Financial meltdown – an “outlier event”
Posted by Arun Uday on January 28, 2009
Just finished reading Malcom Gladwell’s “Outliers”, where he describes the role that unaccounted events/circumstances play in bringing about extraordinary results. He uses this mostly to elaborate on the achievements of exceptionally talented individuals, but what was also interesting is some of these examples that he uses to describe the causes for human accidents such as airplane crashes and industrial disasters. For example, he analyses the Three Mile Island nuclear accident in Pennsylvania in 1979. He states -
No single big event went wrong at Three Mile Island. Rather, five completely unrelated events occurred in sequence, each of which, had it happened in isolation, would have caused no more than a hiccup in the plant’s ordinary operation. The first minor problem was a blockage in the plant’s polisher (a giant water filter of sorts). This blockage caused moisture to enter the plant’s ventilation system which tripped closed two valves thus preventing cold water from entering the plant’s steam generator to control its temperature. These two problems by themselves would not have caused a problem since the plant had a backup cooling system set to activate in such a situation. However, for some unexplained reason, the valves of the backup system were closed that day. But this too should not have caused a problem since there was a light on the engineer’s control panel that illuminated indicating that the backup system’s valves were closed. Unfortunately, the warning light was blocked by a repair tag hanging from the switch above it. But there was still another backup system in place that should have cooled the reactor when it started heating up. But, as luck would have it, the relief valve wasn’t working properly that day either. It stuck open when it was supposed to close, and, to make matters even worse, a gauge in the control room that should have told the operators that the relief valve wasn’t working was itself not working. By the time Three Mile Island’s engineers realized what was happening, the reactor had come dangerously close to a meltdown.
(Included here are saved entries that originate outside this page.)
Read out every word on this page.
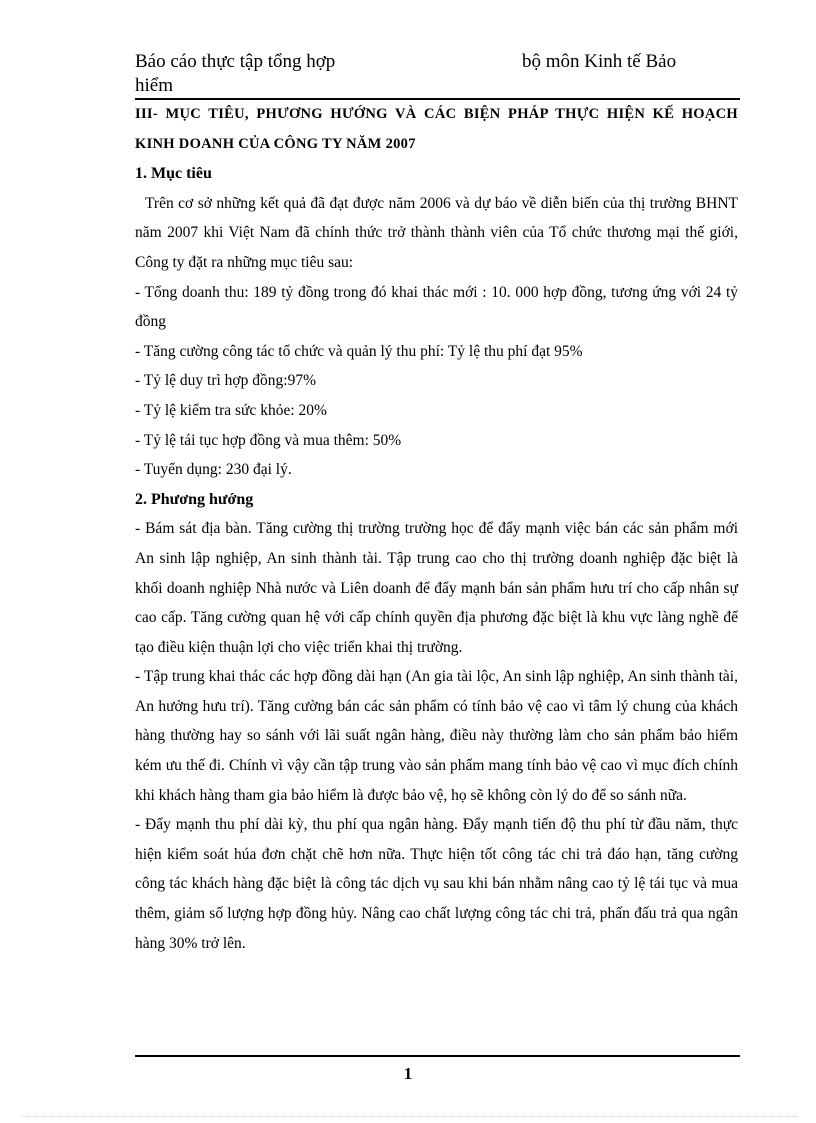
Báo cáo thực tập tổng hợp	bộ môn Kinh tế Bảo
hiểm

III- MỤC TIÊU, PHƯƠNG HƯỚNG VÀ CÁC BIỆN PHÁP THỰC HIỆN KẾ HOẠCH KINH DOANH CỦA CÔNG TY NĂM 2007

1. Mục tiêu

Trên cơ sở những kết quả đã đạt được năm 2006 và dự báo về diễn biến của thị trường BHNT năm 2007 khi Việt Nam đã chính thức trở thành thành viên của Tổ chức thương mại thế giới, Công ty đặt ra những mục tiêu sau:

- Tổng doanh thu: 189 tỷ đồng trong đó khai thác mới : 10. 000 hợp đồng, tương ứng với 24 tỷ đồng

- Tăng cường công tác tổ chức và quản lý thu phí: Tỷ lệ thu phí đạt 95%

- Tỷ lệ duy trì hợp đồng:97%

- Tỷ lệ kiểm tra sức khỏe: 20%

- Tỷ lệ tái tục hợp đồng và mua thêm: 50%

- Tuyển dụng: 230 đại lý.

2. Phương hướng

- Bám sát địa bàn. Tăng cường thị trường trường học để đẩy mạnh việc bán các sản phẩm mới An sinh lập nghiệp, An sinh thành tài. Tập trung cao cho thị trường doanh nghiệp đặc biệt là khối doanh nghiệp Nhà nước và Liên doanh để đẩy mạnh bán sản phẩm hưu trí cho cấp nhân sự cao cấp. Tăng cường quan hệ với cấp chính quyền địa phương đặc biệt là khu vực làng nghề để tạo điều kiện thuận lợi cho việc triển khai thị trường.

- Tập trung khai thác các hợp đồng dài hạn (An gia tài lộc, An sinh lập nghiệp, An sinh thành tài, An hưởng hưu trí). Tăng cường bán các sản phẩm có tính bảo vệ cao vì tâm lý chung của khách hàng thường hay so sánh với lãi suất ngân hàng, điều này thường làm cho sản phẩm bảo hiểm kém ưu thế đi. Chính vì vậy cần tập trung vào sản phẩm mang tính bảo vệ cao vì mục đích chính khi khách hàng tham gia bảo hiểm là được bảo vệ, họ sẽ không còn lý do để so sánh nữa.

- Đẩy mạnh thu phí dài kỳ, thu phí qua ngân hàng. Đẩy mạnh tiến độ thu phí từ đầu năm, thực hiện kiểm soát húa đơn chặt chẽ hơn nữa. Thực hiện tốt công tác chi trả đáo hạn, tăng cường công tác khách hàng đặc biệt là công tác dịch vụ sau khi bán nhằm nâng cao tỷ lệ tái tục và mua thêm, giảm số lượng hợp đồng hủy. Nâng cao chất lượng công tác chi trả, phấn đấu trả qua ngân hàng 30% trở lên.

1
In other words, for a “perfect storm” to form, a variety of unlikely factors have to align in an extraordinay manner. One could probably argue that the current financial meltdown that we are living through is an example of that. The string of events which has led to the current state of affairs would probably be as follows:
1. The dotcom meltdown in the early 2000s leads to a severe downturn in the U.S. economy
2. The fed reacts by sharply reducing interest rates and pumping up the money supply
3. The huge increase in liquidity results in a credit glut and leads to an era of extremely cheap debt
4. The cheap money finds its way into the consumer home loan market
5.Meanwhile, the Glass-Steagall act, which had stringently limited the risk on commercial banks by barring them from trading of risky securities is repealed in 1999
6. Taking advantage of this, commercial banks like Citi, have invented a means of offloading much of the risk on their loans from their own balance sheet through a mechanism called securitization
7. This gives them an incentive to sell as many loans as possible with the hope of increasing their profits. As a result, they go after anyone who is willing to accept a loan including those who were traditionally uneligible i.e.- the subprime customers
8. The rating agencies, who were supposed to act as watchdogs for the credit industry fail to discharge their responsibilities because of misaligned incentive structures, wherein more debt being issued translates into more fees for them. To complicate matters, these fees are paid not by the buyers of the debt, but by its sellers (which results in an obvious moral hazard for one cannot obviously bite the hand that feeds him). As a result, what was supposed to be low quality debt, is passed of as high quality
9. Other traditionally conservative institutional like insurance companies (such as AIG), also decide to play along and “insure” these securities against losses
10. Meanwhile, the large investment banks, which traditionally acted only as agents or brokers, have now also assumed the role of principals or investors putting their own capital to work
What follows from above is what we see today – a financial hurricane that has sucked every entity into its fold. Had any one of the above not happened, it is arguable that the current crisis would not have unfolded in this manner or at the very least with this serverity. Truly, this has been an extreme example of an “outlier event”.